Price $52.50 - Price subject to change
 Description
This book examines late eighteenth- and early nineteenth-century debates on the education of girls and women from a spectrum of transnational as well as culturally specific ideological standpoints. As educational reformists of the period could not expect acceptance of their views, they creatively adapted several genres, including periodicals, commissioned plans, treatises, petitions, manifestos, curricular plans, and fictional letters to sway potentially hostile audiences.
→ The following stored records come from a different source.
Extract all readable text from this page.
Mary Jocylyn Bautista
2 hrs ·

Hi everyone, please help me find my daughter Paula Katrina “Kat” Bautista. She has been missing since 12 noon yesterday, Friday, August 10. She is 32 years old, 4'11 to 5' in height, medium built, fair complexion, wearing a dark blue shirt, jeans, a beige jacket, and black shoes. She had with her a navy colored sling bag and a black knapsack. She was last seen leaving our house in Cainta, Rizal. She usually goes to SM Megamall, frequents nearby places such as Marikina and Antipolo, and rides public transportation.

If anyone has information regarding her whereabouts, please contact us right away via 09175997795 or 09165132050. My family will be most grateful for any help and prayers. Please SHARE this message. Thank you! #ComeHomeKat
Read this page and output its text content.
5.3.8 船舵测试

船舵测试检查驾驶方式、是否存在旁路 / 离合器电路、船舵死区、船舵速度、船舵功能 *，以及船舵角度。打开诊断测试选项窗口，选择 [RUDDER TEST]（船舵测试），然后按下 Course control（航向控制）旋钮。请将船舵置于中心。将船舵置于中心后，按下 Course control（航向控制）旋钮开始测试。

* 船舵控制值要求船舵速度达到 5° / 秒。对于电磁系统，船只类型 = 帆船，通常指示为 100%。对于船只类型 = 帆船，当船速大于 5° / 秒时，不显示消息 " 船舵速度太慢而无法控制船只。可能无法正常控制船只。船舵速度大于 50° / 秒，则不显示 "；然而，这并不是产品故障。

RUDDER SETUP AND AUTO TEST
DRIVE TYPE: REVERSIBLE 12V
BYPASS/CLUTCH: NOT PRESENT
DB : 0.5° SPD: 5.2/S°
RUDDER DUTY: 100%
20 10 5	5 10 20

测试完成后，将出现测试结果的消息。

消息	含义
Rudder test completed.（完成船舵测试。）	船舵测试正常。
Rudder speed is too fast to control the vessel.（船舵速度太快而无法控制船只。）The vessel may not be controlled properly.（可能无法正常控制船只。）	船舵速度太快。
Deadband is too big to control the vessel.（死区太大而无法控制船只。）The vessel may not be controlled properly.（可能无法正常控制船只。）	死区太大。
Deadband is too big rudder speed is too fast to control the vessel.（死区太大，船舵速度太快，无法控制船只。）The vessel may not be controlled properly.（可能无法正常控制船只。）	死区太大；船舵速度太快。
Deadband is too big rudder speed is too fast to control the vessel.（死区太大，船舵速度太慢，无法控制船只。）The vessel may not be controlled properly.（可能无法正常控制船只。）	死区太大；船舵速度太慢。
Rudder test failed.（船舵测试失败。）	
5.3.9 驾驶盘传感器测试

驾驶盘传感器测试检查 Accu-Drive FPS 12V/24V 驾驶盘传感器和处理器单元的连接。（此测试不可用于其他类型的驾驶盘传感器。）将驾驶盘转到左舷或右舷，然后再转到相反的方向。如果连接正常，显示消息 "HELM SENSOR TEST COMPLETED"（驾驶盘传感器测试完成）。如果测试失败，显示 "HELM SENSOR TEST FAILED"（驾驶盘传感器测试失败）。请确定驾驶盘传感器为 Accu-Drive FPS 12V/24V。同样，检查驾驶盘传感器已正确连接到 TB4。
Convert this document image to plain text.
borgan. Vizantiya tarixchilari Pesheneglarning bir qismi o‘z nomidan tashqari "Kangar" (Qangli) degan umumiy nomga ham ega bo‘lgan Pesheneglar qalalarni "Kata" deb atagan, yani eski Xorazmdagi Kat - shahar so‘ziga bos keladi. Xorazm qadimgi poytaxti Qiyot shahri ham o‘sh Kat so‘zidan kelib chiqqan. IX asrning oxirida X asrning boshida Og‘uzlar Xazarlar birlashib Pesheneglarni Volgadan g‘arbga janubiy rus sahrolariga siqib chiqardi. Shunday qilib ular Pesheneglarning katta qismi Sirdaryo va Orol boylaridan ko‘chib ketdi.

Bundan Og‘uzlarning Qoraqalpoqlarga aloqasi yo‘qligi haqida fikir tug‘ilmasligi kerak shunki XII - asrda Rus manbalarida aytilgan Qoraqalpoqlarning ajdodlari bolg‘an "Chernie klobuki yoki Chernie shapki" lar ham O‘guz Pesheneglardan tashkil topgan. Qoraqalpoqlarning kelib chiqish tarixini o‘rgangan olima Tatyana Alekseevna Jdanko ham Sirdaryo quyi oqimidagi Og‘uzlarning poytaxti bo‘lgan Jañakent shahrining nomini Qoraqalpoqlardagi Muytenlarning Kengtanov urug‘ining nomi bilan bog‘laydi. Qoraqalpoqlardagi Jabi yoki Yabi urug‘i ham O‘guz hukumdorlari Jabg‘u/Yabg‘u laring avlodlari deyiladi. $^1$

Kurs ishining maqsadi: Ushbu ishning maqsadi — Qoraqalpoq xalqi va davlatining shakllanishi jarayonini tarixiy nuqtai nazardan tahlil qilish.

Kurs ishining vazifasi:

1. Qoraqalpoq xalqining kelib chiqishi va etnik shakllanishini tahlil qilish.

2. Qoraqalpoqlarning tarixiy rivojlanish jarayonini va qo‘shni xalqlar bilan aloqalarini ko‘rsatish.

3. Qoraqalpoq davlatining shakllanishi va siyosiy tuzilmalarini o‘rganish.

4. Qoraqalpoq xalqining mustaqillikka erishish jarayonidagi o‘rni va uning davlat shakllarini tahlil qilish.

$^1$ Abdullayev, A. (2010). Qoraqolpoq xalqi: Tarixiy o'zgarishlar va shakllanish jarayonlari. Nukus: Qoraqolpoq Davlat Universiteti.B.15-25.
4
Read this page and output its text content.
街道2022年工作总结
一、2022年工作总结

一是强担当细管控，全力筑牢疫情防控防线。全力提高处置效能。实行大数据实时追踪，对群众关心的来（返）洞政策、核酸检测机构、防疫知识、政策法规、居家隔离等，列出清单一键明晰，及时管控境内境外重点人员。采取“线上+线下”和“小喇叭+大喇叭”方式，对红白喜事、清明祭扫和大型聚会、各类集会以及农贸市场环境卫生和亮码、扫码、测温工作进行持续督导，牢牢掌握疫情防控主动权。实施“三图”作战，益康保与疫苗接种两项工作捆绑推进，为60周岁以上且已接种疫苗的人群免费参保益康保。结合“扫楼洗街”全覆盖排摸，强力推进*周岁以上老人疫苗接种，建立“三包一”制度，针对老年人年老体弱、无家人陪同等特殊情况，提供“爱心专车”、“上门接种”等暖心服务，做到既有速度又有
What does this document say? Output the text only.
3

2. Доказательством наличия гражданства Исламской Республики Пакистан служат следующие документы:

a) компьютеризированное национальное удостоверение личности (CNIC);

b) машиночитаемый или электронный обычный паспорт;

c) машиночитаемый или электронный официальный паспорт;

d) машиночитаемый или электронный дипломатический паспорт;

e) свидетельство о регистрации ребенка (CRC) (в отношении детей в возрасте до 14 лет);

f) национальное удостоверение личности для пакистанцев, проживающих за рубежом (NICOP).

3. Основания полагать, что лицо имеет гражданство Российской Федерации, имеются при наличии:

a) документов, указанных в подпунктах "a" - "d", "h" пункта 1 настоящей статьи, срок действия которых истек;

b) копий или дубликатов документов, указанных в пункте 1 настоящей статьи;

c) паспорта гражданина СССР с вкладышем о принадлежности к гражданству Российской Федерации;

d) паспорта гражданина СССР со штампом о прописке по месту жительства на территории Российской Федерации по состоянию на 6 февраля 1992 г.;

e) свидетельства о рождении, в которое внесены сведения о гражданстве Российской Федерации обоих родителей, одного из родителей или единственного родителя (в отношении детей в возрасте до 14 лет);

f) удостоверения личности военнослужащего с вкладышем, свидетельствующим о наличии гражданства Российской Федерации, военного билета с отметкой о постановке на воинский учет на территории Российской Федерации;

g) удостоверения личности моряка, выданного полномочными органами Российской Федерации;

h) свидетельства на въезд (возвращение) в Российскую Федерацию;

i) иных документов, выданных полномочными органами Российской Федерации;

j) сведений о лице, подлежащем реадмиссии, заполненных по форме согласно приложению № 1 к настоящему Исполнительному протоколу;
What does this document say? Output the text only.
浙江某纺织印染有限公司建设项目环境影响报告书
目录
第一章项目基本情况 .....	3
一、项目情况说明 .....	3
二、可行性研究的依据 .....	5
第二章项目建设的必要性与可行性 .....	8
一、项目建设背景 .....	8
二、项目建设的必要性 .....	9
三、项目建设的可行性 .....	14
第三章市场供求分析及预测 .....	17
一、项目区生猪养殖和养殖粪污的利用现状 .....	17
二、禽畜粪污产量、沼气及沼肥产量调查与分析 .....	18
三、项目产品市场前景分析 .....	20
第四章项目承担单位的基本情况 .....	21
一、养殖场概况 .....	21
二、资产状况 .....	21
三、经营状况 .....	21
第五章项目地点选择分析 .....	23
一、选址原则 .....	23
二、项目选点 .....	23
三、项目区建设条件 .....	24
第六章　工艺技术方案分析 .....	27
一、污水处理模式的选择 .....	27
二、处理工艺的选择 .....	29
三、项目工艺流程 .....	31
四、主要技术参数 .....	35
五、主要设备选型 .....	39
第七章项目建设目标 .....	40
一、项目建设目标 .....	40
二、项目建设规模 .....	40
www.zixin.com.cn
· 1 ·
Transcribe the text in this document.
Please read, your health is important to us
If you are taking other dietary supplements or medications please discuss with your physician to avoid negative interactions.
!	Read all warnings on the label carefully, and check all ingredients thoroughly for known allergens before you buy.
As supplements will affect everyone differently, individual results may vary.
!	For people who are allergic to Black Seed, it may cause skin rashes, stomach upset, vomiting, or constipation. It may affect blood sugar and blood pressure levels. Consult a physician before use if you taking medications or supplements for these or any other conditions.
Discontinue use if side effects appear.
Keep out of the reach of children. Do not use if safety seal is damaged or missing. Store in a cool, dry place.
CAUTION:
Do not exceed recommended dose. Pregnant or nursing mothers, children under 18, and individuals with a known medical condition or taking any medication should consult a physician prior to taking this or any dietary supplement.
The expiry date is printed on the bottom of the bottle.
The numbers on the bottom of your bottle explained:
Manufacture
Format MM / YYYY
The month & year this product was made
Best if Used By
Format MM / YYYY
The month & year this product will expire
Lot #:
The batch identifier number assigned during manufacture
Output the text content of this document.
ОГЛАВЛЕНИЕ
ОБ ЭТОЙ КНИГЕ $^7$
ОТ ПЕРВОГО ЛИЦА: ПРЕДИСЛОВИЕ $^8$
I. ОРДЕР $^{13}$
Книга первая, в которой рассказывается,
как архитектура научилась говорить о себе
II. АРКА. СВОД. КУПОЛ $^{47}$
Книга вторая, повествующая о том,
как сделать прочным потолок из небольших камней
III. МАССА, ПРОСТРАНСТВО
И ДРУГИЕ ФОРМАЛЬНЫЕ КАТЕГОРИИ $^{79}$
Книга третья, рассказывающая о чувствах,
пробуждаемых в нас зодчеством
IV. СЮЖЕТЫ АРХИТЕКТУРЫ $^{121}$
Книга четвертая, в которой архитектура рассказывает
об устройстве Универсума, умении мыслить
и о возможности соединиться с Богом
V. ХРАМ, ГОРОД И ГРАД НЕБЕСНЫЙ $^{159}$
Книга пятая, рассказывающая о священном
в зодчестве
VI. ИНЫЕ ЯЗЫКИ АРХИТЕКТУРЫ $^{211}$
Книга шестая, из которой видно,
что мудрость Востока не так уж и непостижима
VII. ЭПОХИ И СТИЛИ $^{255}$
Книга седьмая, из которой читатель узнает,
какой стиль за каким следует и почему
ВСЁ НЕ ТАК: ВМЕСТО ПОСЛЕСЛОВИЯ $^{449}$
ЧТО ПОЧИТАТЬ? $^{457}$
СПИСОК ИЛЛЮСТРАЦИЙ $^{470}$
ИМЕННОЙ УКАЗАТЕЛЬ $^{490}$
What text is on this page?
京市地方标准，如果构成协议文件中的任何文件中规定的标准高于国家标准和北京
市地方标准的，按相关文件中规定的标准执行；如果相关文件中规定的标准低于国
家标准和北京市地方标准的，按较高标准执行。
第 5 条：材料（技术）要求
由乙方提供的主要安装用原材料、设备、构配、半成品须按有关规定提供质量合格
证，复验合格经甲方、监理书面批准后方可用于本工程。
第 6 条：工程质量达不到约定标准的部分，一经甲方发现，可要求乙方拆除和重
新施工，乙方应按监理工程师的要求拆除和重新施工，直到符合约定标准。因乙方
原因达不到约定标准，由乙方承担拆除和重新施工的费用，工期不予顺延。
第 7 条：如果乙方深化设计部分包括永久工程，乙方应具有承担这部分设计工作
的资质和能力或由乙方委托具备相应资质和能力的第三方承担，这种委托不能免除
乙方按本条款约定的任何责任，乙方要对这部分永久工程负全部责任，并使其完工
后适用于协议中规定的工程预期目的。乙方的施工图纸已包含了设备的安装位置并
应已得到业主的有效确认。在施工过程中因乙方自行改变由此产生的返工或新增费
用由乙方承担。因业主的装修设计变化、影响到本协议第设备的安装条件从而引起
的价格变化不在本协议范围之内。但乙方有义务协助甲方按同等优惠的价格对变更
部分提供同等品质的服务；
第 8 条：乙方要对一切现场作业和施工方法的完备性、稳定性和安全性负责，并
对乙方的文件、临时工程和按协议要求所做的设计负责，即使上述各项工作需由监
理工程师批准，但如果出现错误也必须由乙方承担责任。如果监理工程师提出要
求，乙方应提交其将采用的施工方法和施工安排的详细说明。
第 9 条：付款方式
The reformists are presented chronologically and include Sophie von La Roche, Charles Maurice de Talleyrand, Nicholas Caritat de Condorcet, Catharine Macaulay, Mary Wollstonecraft, Theodor von Hippel, Amalia Holst, and Betty Gleim. Historical background on women's education in German lands, England, and France, as well as on relevant political events, is provided for novice readers in this field to fully appreciate discussion of the texts examined in the major chapters.
 Author/Editor Biographies
Carol Strass Sotiropoulos graduated from Clark University in 1972 with a major in German and in 1975 with a master's in comparative literature. Twenty years later she embarked on a doctoral program in comparative literary and cultural studies at the University of Connecticut, having raised three sons while teaching English and German at colleges in central Massachusetts and in Greece. Upon completion of her degree in 2001, she joined the faculty of modern languages and literature at Northern Michigan University. She has authored several articles and given numerous presentations on eighteenth-century women writers and women's education, on interactive approaches to teaching literature, and on ways to incorporate writing into adult beginning language courses.